Я сидел над этой строкой и думал о том, что из всех дел, какими я заполнил эти полтора года, школа — единственное, плодов которого я при своей жизни почти не увижу. Дамбу я увидел в деле уже на следующий паводок. Печь — через год. Фонари горят каждый вечер. А школа отдаст свой плод не мне: те двадцать семь, что сегодня вывели первое «аз», станут грамотными людьми года через три-четыре, мастерами и приказчиками — лет через десять, отцами грамотных детей — лет через двадцать, и только тогда, через двадцать лет, и можно будет сказать, удалось дело или нет, а меня к тому времени, может, и в городе уже не будет, и кто знает, где я буду и буду ли вовсе. И всё же из всех моих дел это, отложенное на двадцать лет, на чужую жизнь, было мне сегодня дороже всех немедленных, потому что только оно по-настоящему меняло не вид города, а его существо, его людей, его завтра, — а всё прочее, дамбы и печи, было лишь обстановкой, сценой, на которой будут жить эти выученные грамоте дети и их дети.
И, додумав до этого, я понял окончательно то, что смутно чувствовал ещё на заводе, у второй печи: что я давно уже строю не для себя и не на свой век, и что это и есть единственно взрослый способ жить — когда перестаёшь мерить дело тем, успеешь ли пожать, а меришь тем, стоит ли сеять.

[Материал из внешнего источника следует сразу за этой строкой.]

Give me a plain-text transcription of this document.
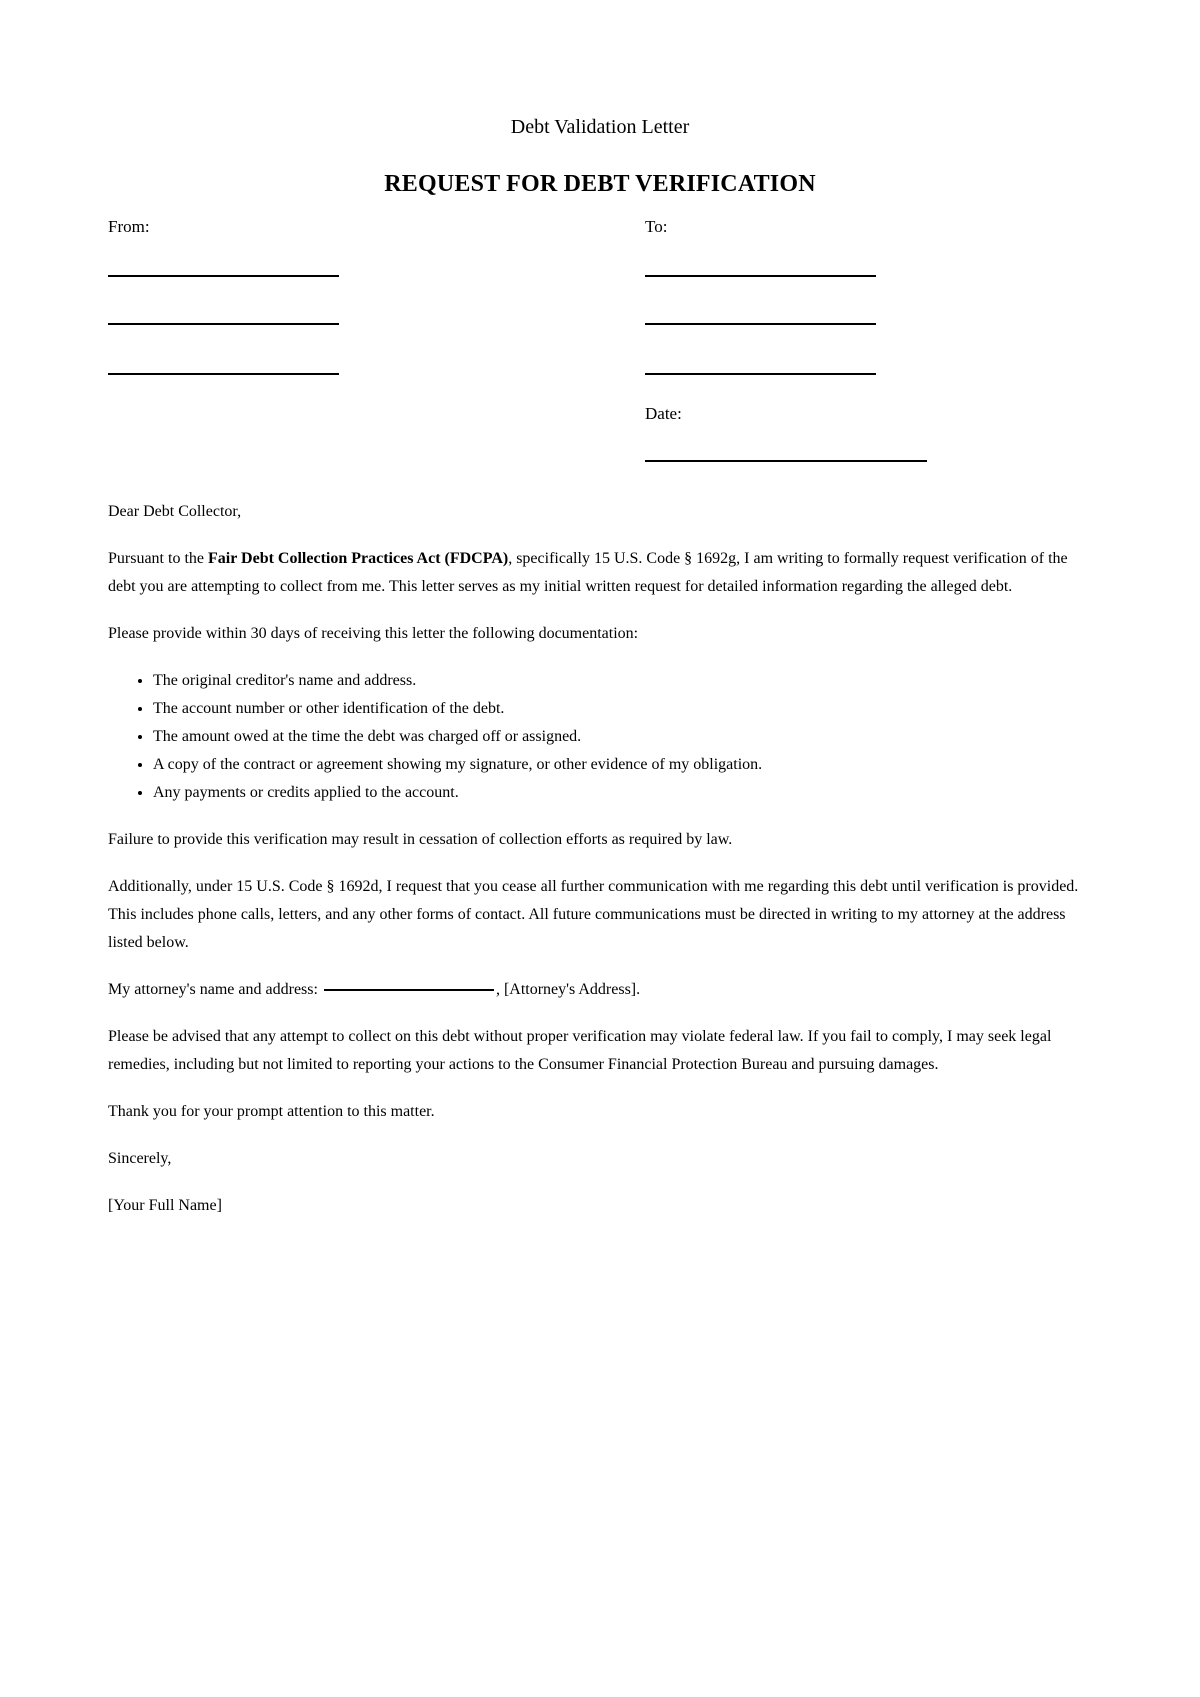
Debt Validation Letter
REQUEST FOR DEBT VERIFICATION
From:	To:
Date:

Dear Debt Collector,

Pursuant to the Fair Debt Collection Practices Act (FDCPA), specifically 15 U.S. Code § 1692g, I am writing to formally request verification of the debt you are attempting to collect from me. This letter serves as my initial written request for detailed information regarding the alleged debt.

Please provide within 30 days of receiving this letter the following documentation:

• The original creditor's name and address.
• The account number or other identification of the debt.
• The amount owed at the time the debt was charged off or assigned.
• A copy of the contract or agreement showing my signature, or other evidence of my obligation.
• Any payments or credits applied to the account.

Failure to provide this verification may result in cessation of collection efforts as required by law.

Additionally, under 15 U.S. Code § 1692d, I request that you cease all further communication with me regarding this debt until verification is provided. This includes phone calls, letters, and any other forms of contact. All future communications must be directed in writing to my attorney at the address listed below.

My attorney's name and address:	, [Attorney's Address].

Please be advised that any attempt to collect on this debt without proper verification may violate federal law. If you fail to comply, I may seek legal remedies, including but not limited to reporting your actions to the Consumer Financial Protection Bureau and pursuing damages.

Thank you for your prompt attention to this matter.

Sincerely,

[Your Full Name]
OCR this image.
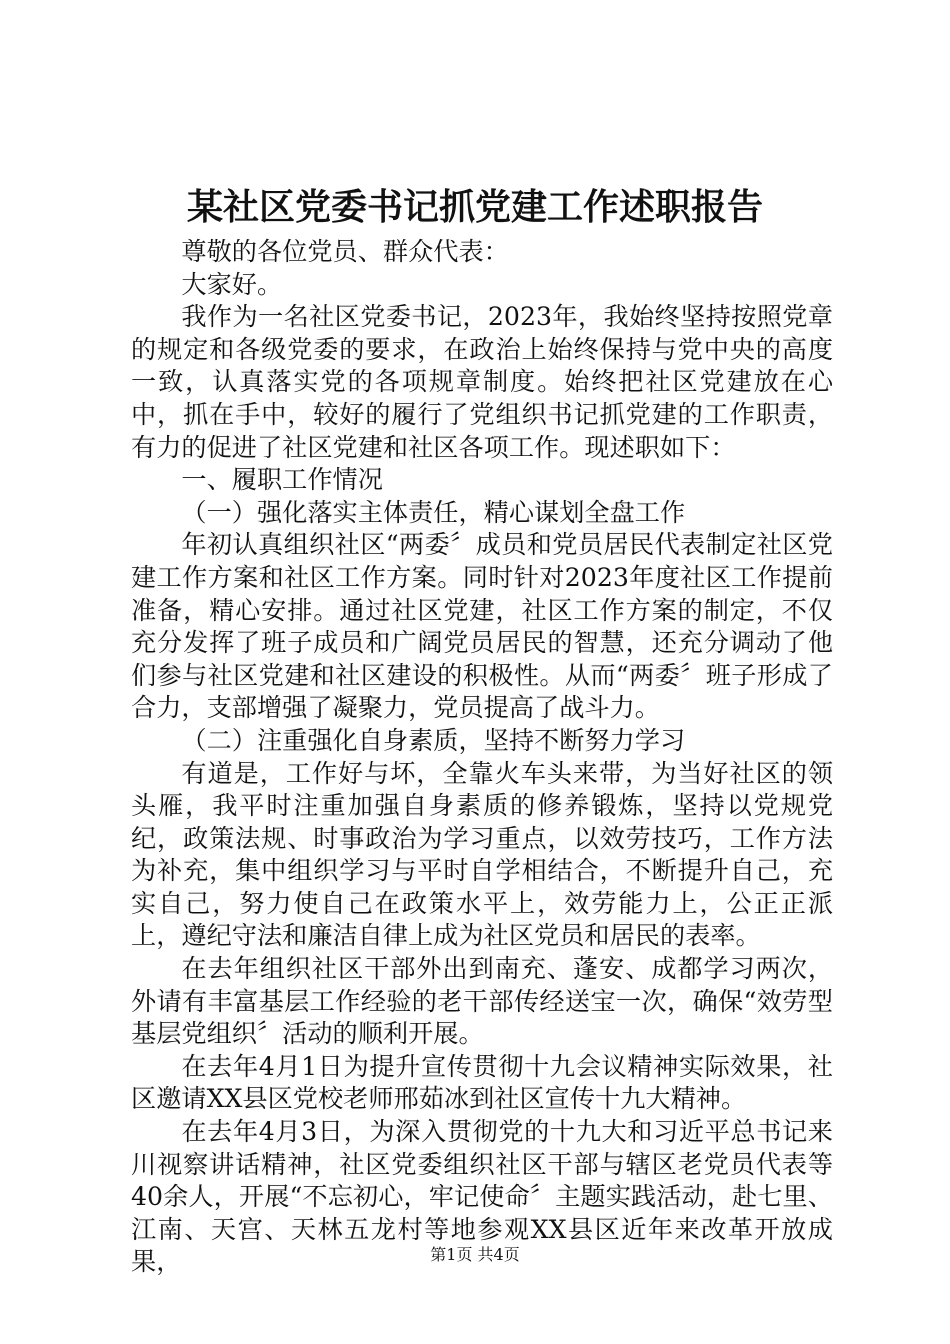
某社区党委书记抓党建工作述职报告

尊敬的各位党员、群众代表：

大家好。

我作为一名社区党委书记，2023年，我始终坚持按照党章的规定和各级党委的要求，在政治上始终保持与党中央的高度一致，认真落实党的各项规章制度。始终把社区党建放在心中，抓在手中，较好的履行了党组织书记抓党建的工作职责，有力的促进了社区党建和社区各项工作。现述职如下：

一、履职工作情况

（一）强化落实主体责任，精心谋划全盘工作

年初认真组织社区“两委〞成员和党员居民代表制定社区党建工作方案和社区工作方案。同时针对2023年度社区工作提前准备，精心安排。通过社区党建，社区工作方案的制定，不仅充分发挥了班子成员和广阔党员居民的智慧，还充分调动了他们参与社区党建和社区建设的积极性。从而“两委〞班子形成了合力，支部增强了凝聚力，党员提高了战斗力。

（二）注重强化自身素质，坚持不断努力学习

有道是，工作好与坏，全靠火车头来带，为当好社区的领头雁，我平时注重加强自身素质的修养锻炼，坚持以党规党纪，政策法规、时事政治为学习重点，以效劳技巧，工作方法为补充，集中组织学习与平时自学相结合，不断提升自己，充实自己，努力使自己在政策水平上，效劳能力上，公正正派上，遵纪守法和廉洁自律上成为社区党员和居民的表率。

在去年组织社区干部外出到南充、蓬安、成都学习两次，外请有丰富基层工作经验的老干部传经送宝一次，确保“效劳型基层党组织〞活动的顺利开展。

在去年4月1日为提升宣传贯彻十九会议精神实际效果，社区邀请XX县区党校老师邢茹冰到社区宣传十九大精神。

在去年4月3日，为深入贯彻党的十九大和习近平总书记来川视察讲话精神，社区党委组织社区干部与辖区老党员代表等40余人，开展“不忘初心，牢记使命〞主题实践活动，赴七里、江南、天宫、天林五龙村等地参观XX县区近年来改革开放成果，	第1页 共4页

Я сеял. Урожай соберут другие, на полях, которых я не увижу. И в этом не было ни капли горечи — была та полная, тихая, ничем не омрачённая радость сеятеля, которой я не знал в прежней своей торопливой жизни и которую узнал только здесь, в чужом теле, под чужим именем, в этом уездном городе на Волге, ставшем мне роднее всех городов, где я когда-либо жил.
За окном горел фонарь. Дом был тих — Николай собирался в дорогу, укладывался наверху, и слышно было, как он ходит. Скоро уедет. Анна давно в Петербурге. Дом пустел, как и положено дому осенью. Но где-то на Торговой, в двух протопленных комнатах при фабрике, двадцать семь детей выводили на грифелях первое в своём роду «аз», и пока они его выводили, никакая осень, никакое опустение, никакая новая твёрдая рамка сверху не были мне страшны. Я погасил лампу. Завтра будет второй день школы. И третий. И так — день за днём, азбука за азбукой, ученик за учеником, — пока стоит город; а город, я знал теперь твёрдо, будет стоять долго, дольше меня, дольше Гордеева, дольше всех нас, временных его жильцов, потому что мы наконец дали ему то, на чём города стоят века, — не стены, а грамотных людей.